Getting a prescription
To get an air pressure machine, you first need to be diagnosed with sleep apnea. This process will probably require an overnight study in a sleep clinic; a home sleep test may be another option.
After your initial sleep study, a technician will measure your body's response to different air pressure, or titration, levels. Most machines range from about 4 to 20 cm H20, meaning that they blow enough air to create a column of water that height.
Your prescription can be filled at a sleep clinic or another equipment retailer. It should include the following details.
- The type of deviceCPAP, BiPAP, or APAP, for example.
- It can be generic, rather than a name brand or specific model, with some exceptions. "Most CPAP machines are interchangeable and it may take some time to find the best one," says Teofilo L. Lee-Chiong Jr., MD, medical director of the Sleep Center at National Jewish Medical and Research Center in Denver. "If you're not limited to one machine, you can use the prescription for years to try newer models."
- The correct pressure level. These levels are set before you receive the machine and should only be adjusted by a doctor or technician, never by the patient.
Many centers are equipped to provide you with a CPAP machine immediately after your sleep study, or they can refer you to a local durable medical equipment (DME) supplier that sells or rents them. They'll also fit you for a mask and show you how the whole system works together.
Insurance usually covers or reimburses the cost of the machines, and several online retailers have discounted prices. (Make sure you're ordering from a legitimate site; any retailer that doesn't require a prescription may not be distributing CPAPs legally.)
When Matt Hanover, 44, received his prescription for a CPAP, he felt pressured into taking home the machine that had been used for his sleep study that very same day. "The clinic basically told me I had to buy it from them, even though I still wasn't comfortable with the idea of wearing a mask at night and my insurance didn't cover the whole thing," says Hanover, a digital media producer in Santa Monica, Calif. "I didn't realize that I had other, cheaper options."
Hanover never got used to the CPAP machine and eventually gave up altogether, but he couldn't get any money back from the sleep clinic.

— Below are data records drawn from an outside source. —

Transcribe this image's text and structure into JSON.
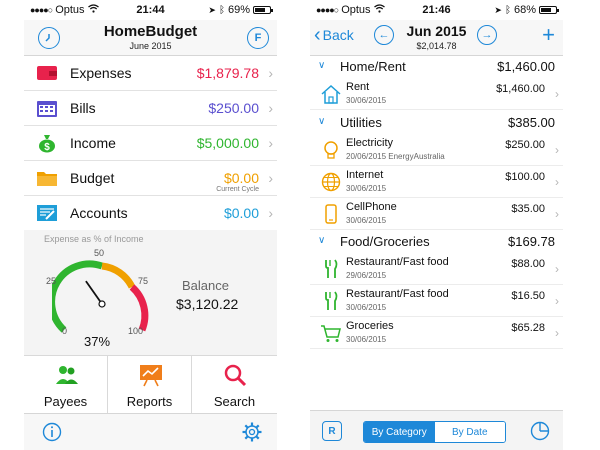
{
  "left": {
    "status": {
      "carrier": "Optus",
      "time": "21:44",
      "battery": "69%",
      "battery_level": 0.69
    },
    "header": {
      "title": "HomeBudget",
      "subtitle": "June 2015",
      "right_button": "F"
    },
    "menu": [
      {
        "label": "Expenses",
        "value": "$1,879.78",
        "color": "#e8224c",
        "icon": "wallet-icon"
      },
      {
        "label": "Bills",
        "value": "$250.00",
        "color": "#5a4fcf",
        "icon": "calendar-icon"
      },
      {
        "label": "Income",
        "value": "$5,000.00",
        "color": "#2fb52f",
        "icon": "money-bag-icon"
      },
      {
        "label": "Budget",
        "value": "$0.00",
        "color": "#f0a000",
        "icon": "folder-icon",
        "note": "Current Cycle"
      },
      {
        "label": "Accounts",
        "value": "$0.00",
        "color": "#1e9ed8",
        "icon": "accounts-icon"
      }
    ],
    "gauge": {
      "caption": "Expense as % of Income",
      "ticks": [
        "0",
        "25",
        "50",
        "75",
        "100"
      ],
      "percent_label": "37%",
      "percent_value": 37
    },
    "balance": {
      "label": "Balance",
      "value": "$3,120.22"
    },
    "tiles": [
      {
        "label": "Payees",
        "icon": "people-icon"
      },
      {
        "label": "Reports",
        "icon": "chart-board-icon"
      },
      {
        "label": "Search",
        "icon": "magnifier-icon"
      }
    ],
    "tabbar": {
      "left_icon": "info-icon",
      "right_icon": "settings-gear-icon"
    }
  },
  "right": {
    "status": {
      "carrier": "Optus",
      "time": "21:46",
      "battery": "68%",
      "battery_level": 0.68
    },
    "header": {
      "back": "Back",
      "title": "Jun 2015",
      "subtitle": "$2,014.78"
    },
    "categories": [
      {
        "name": "Home/Rent",
        "total": "$1,460.00",
        "items": [
          {
            "name": "Rent",
            "date": "30/06/2015",
            "amount": "$1,460.00",
            "icon": "house-icon"
          }
        ]
      },
      {
        "name": "Utilities",
        "total": "$385.00",
        "items": [
          {
            "name": "Electricity",
            "date": "20/06/2015 EnergyAustralia",
            "amount": "$250.00",
            "icon": "lightbulb-icon"
          },
          {
            "name": "Internet",
            "date": "30/06/2015",
            "amount": "$100.00",
            "icon": "globe-icon"
          },
          {
            "name": "CellPhone",
            "date": "30/06/2015",
            "amount": "$35.00",
            "icon": "phone-icon"
          }
        ]
      },
      {
        "name": "Food/Groceries",
        "total": "$169.78",
        "items": [
          {
            "name": "Restaurant/Fast food",
            "date": "29/06/2015",
            "amount": "$88.00",
            "icon": "fork-knife-icon"
          },
          {
            "name": "Restaurant/Fast food",
            "date": "30/06/2015",
            "amount": "$16.50",
            "icon": "fork-knife-icon"
          },
          {
            "name": "Groceries",
            "date": "30/06/2015",
            "amount": "$65.28",
            "icon": "cart-icon"
          }
        ]
      }
    ],
    "tabbar": {
      "r_button": "R",
      "seg_on": "By Category",
      "seg_off": "By Date"
    }
  }
}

To avoid getting stuck, be sure to ask potential retailers if they grant a trial period for equipment and whether it can be returned if it's not a good fit.
Choosing a mask
Once your doctor finds the right air pressure level for your CPAP, the next step is finding a breathing device that fits well and is comfortable enough to wear through the night. There are four main types of CPAP masks, all secured by straps around the forehead and/or chin, with flexible foam or gel cushioning:
Nasal pillows, or tiny tubes that fit directly into the nostrils
Nasal masks, which form a seal directly around the nose
Full-face masks, which cover the nose and mouth
Oral masks, which are attached between the lips and gums
Most insurance companies will replace masks a few times each year, and accessories like nasal cushions more frequently. Some CPAP users like to keep two or three masks they're comfortable with, so they can switch occasionally to relieve pressure and irritation on the face.
Bells and whistles
Depending on your lifestyle and personal preferences, you may find spending a little extra money on special features such as battery backup to be worthwhile.
If you use a humidifier in a cold room, a rainout reduction kit can help prevent condensation from forming in the hose. You can even buy hose extensions (to improve your mobility) and insulated sleeves (to give them a softer look and feel).
Alternatives to CPAP
Sometimes even the best CPAP machine and mask still won't help, if you're too sensitive to the level of air blowing through the hose. In these cases you may need to try a more sophisticated machine, such as a BiPAP or an APAP.